Today, somewhere—most likely in Paris, given the hometown nature of Balmain—one very content supplier of pointed metal studs probably cannot quite believe their luck, for he or she will have already vastly overreached 2019’s sales target thanks to a Balmain collection that featured more spiked protuberances than a porcupine convention on a cactus farm encircled by a nail factory.
These thousands of studs—on the striking opening oversize black bouclé blazer, on origami-structured pagoda-roof skirts, on open-shoulder bikers, on slides, on vests, on newsboy caps, on bags, on sharp-toed boots, and on transparent trenches and jackets—were there to make a point. Alongside many other decorative dichotomies, they represented one side of the theme Olivier Rousteing said he was exploring in his articulation of the Balmain woman today: “She’s got attitude; she is a troublemaker, and she doesn’t care. She’s defiant, but she is a paradox: She can be sweet and romantic too; she can be an angel . . . or she can be a devil. She cannot be categorized.”
Rousteing has long rebelled against those inclined to categorize him, so this collection spoke directly to his preoccupation with the expression of self-determination through clothes—whatever the hell anybody watching thinks about it. The flip side of those studs—as echoed in the thorned bloom design on the show’s invitation—were the scrunched flower embellishments in lavender velvet on the skirt of a stud-topped dress, or the clustered rose embroideries on a backless one-shouldered bib worn above washed loose jeans, or the apocalyptic blossoming of more scrunched floral embellishments in the patent-leather clothing section.
Another “good” vs. “bad” or “soft” vs. “hard” dichotomy mined with abandon by Rousteing saw the codes of an uptown bourgeois Parisienne—with her fragranced wardrobe stuffed with hand-me-down couture bouclé and evening dresses in dramatically ruffled ’80s shapes—smashed against a punky, rock-y, leave-your-clothes-on-the-floor, highly anarchic (albeit highly solvent) sensibility articulated in those bikers as well as apparently picked-apart bouclé on denim outerwear, chainlink Alice bands, and long, embellished, frayed fishnet dresses in mohair (some of which snagged challengingly on the chain-link heels of Rousteing’s spiked boots). Yet another dichotomy was encapsulated in a recurring silhouette that was a sort of born-to-be-bad baguette: fitted—but full and frilled—at the chest and hip; the filling was a cinched and corseted section at the abdomen.

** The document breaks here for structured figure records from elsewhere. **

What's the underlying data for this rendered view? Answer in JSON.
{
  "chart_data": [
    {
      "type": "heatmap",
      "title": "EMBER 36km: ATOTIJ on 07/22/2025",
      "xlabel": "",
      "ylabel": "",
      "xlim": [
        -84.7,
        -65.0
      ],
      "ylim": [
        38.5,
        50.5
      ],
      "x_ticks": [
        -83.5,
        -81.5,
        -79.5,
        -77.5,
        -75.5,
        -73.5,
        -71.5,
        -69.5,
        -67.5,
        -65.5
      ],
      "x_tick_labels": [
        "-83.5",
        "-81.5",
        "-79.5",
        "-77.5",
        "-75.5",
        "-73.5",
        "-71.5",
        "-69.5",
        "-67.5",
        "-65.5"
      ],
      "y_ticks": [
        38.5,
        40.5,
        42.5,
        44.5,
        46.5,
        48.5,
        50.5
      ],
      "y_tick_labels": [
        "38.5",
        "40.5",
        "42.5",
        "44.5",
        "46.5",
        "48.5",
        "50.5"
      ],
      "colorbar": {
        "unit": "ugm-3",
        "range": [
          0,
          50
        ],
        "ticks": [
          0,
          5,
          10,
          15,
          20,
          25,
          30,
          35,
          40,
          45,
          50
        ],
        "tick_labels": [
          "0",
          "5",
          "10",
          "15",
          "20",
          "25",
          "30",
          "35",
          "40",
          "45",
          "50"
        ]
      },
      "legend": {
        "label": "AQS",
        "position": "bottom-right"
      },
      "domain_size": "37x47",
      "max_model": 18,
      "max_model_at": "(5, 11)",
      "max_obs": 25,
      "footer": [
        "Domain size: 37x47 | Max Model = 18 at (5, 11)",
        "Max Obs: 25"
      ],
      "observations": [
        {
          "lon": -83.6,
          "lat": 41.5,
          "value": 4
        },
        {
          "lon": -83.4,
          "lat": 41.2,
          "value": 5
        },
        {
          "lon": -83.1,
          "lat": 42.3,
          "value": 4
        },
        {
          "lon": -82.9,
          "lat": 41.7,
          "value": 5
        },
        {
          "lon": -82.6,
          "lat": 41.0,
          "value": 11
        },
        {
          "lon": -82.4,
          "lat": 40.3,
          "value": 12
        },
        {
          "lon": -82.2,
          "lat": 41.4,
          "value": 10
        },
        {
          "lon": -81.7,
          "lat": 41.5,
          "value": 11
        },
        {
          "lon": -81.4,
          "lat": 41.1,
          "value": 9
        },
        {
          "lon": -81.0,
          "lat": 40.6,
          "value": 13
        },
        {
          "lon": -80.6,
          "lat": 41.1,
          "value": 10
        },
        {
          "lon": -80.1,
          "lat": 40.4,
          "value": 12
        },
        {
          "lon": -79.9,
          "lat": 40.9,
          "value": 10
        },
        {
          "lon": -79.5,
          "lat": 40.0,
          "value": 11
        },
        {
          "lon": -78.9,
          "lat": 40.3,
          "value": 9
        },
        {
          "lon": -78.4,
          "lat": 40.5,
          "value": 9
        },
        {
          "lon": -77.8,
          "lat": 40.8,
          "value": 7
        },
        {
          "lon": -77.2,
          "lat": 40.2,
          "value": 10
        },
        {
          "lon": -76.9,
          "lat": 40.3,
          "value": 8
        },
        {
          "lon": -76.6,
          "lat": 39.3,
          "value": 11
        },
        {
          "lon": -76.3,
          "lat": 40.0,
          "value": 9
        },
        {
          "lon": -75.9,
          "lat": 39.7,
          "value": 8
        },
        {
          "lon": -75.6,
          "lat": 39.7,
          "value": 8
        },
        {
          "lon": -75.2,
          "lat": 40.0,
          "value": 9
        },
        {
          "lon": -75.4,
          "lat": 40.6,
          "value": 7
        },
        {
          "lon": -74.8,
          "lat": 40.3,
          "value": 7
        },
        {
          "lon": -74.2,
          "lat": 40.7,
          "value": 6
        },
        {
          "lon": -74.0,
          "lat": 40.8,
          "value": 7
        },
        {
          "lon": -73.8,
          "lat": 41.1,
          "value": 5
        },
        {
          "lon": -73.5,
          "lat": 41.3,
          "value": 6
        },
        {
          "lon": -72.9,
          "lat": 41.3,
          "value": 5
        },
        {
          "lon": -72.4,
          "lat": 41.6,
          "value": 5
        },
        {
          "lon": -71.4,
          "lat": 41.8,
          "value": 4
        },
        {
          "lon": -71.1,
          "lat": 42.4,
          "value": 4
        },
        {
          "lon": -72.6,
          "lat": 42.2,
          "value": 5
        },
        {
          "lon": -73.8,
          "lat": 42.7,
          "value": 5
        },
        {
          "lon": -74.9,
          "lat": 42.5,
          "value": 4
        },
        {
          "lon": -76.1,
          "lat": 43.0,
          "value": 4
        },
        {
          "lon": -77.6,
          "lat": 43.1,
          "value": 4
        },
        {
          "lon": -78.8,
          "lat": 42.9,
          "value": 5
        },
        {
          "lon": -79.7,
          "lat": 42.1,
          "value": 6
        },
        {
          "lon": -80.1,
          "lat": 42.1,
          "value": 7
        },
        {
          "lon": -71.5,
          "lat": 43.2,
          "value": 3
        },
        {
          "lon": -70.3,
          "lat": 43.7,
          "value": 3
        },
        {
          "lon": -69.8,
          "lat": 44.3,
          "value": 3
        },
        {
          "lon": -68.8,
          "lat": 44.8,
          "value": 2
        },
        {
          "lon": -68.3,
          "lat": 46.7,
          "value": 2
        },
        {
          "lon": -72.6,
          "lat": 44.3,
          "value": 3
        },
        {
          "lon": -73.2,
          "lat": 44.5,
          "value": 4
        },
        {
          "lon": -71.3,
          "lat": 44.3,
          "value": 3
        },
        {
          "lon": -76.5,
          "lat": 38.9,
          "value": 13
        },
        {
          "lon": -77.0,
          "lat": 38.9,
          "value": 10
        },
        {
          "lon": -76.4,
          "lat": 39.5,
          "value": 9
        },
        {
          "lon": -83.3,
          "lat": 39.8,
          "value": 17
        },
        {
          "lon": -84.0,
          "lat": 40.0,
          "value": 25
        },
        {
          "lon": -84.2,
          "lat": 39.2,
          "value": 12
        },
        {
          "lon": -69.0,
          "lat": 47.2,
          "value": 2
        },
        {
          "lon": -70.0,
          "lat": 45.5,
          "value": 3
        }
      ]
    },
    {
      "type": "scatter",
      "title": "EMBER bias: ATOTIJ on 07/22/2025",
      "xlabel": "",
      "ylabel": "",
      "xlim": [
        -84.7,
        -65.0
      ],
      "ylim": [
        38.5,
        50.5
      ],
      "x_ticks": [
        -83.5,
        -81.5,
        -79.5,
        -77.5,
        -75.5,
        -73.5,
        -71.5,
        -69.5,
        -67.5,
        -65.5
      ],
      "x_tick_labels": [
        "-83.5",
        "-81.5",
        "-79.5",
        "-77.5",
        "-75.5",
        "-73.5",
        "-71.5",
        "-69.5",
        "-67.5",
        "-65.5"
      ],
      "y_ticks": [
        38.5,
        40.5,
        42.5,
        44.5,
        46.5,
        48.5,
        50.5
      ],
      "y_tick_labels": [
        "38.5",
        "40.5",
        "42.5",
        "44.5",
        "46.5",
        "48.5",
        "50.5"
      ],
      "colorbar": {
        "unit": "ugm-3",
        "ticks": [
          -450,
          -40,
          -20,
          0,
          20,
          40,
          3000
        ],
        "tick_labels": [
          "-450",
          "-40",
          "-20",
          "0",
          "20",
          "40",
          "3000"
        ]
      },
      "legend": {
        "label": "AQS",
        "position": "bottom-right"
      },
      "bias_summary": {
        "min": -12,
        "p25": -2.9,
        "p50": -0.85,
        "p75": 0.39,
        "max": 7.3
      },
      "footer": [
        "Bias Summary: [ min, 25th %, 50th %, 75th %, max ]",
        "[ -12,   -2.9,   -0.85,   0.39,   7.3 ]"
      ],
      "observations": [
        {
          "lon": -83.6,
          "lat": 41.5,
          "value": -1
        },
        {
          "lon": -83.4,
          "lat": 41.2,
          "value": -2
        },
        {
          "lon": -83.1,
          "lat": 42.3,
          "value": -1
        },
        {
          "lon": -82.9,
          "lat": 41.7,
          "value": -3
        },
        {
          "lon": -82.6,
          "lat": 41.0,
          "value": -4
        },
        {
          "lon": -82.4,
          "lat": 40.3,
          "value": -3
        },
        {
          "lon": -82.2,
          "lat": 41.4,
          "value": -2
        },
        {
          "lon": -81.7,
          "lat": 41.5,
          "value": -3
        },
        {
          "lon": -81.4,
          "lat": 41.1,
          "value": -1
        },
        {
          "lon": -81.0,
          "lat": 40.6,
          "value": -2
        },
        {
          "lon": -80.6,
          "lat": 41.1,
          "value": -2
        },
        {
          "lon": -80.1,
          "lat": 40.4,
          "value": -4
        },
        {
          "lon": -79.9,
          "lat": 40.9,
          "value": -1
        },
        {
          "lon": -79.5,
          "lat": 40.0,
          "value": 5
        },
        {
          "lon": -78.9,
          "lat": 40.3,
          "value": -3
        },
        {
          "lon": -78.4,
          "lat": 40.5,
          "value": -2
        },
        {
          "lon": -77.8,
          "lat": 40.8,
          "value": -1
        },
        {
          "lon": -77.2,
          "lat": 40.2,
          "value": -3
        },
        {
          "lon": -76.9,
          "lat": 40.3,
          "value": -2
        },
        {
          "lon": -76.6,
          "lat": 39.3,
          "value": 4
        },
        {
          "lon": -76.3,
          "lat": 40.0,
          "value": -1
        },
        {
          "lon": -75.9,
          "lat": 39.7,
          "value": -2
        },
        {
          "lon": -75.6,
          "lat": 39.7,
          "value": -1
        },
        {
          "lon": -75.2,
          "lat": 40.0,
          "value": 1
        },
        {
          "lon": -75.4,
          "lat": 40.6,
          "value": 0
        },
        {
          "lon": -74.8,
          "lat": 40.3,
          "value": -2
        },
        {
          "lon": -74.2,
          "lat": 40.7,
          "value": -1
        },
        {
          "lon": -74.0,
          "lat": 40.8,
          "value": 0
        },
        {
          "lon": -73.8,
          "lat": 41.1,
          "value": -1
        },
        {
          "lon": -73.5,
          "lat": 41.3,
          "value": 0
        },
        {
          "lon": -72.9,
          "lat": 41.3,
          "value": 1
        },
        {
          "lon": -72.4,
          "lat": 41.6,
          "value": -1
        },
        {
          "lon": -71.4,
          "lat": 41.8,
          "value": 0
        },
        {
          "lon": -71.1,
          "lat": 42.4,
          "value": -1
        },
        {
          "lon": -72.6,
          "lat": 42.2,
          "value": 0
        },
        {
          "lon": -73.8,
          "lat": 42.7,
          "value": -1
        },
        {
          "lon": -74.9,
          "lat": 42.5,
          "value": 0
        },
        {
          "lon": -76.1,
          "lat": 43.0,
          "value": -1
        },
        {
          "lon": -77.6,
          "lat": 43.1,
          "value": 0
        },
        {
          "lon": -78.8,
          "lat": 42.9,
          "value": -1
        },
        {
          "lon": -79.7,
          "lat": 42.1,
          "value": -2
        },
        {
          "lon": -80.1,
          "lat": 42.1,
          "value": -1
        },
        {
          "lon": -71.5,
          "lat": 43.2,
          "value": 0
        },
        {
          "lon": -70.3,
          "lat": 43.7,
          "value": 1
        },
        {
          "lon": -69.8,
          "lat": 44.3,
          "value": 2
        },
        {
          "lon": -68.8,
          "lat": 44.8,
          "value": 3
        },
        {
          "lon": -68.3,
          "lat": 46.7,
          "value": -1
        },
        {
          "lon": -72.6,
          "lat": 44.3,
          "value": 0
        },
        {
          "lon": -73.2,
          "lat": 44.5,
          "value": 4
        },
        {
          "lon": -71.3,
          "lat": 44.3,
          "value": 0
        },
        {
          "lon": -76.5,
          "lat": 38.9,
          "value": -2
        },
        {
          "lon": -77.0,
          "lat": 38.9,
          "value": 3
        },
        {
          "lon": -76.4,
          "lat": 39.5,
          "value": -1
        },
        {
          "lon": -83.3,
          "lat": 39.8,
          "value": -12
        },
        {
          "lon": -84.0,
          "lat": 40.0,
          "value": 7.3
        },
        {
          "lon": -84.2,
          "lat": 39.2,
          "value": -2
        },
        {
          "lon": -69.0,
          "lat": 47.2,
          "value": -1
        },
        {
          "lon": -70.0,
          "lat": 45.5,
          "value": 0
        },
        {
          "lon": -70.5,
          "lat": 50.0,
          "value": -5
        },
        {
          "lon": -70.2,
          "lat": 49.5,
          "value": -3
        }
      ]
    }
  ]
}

This recipe was adapted into variations that included black ruffled organza (plus cape) surrounding PVC-sheathed denim; white ruffled organza (accented with black PVC thigh highs and opera gloves) surrounding a transparent PVC; and a shoulder piece of layered black PVC petals above a black ruffled PVC skirt bisected by more transparent PVC.
Side stories include menswear codes colonized by the ostentatiously feminine (at least according to traditional categorizations) and a soundtrack that segued from “Sweet Dreams (Are Made of This)” by the Eurythmics, to “Forever Young” and “Big in Japan” by Alphaville, to “It’s a Sin” by the Pet Shop Boys, and finally back to “Here Comes the Rain Again” by the Eurythmics. Fierce vs. flou, sharp vs. soft, and rebel vs. princess, this was both a Balmain-expressed cartography of the extreme outer reaches of the feminine archetype and an invitation for its wearers to exploit the codes it exposed without ever being defined by them.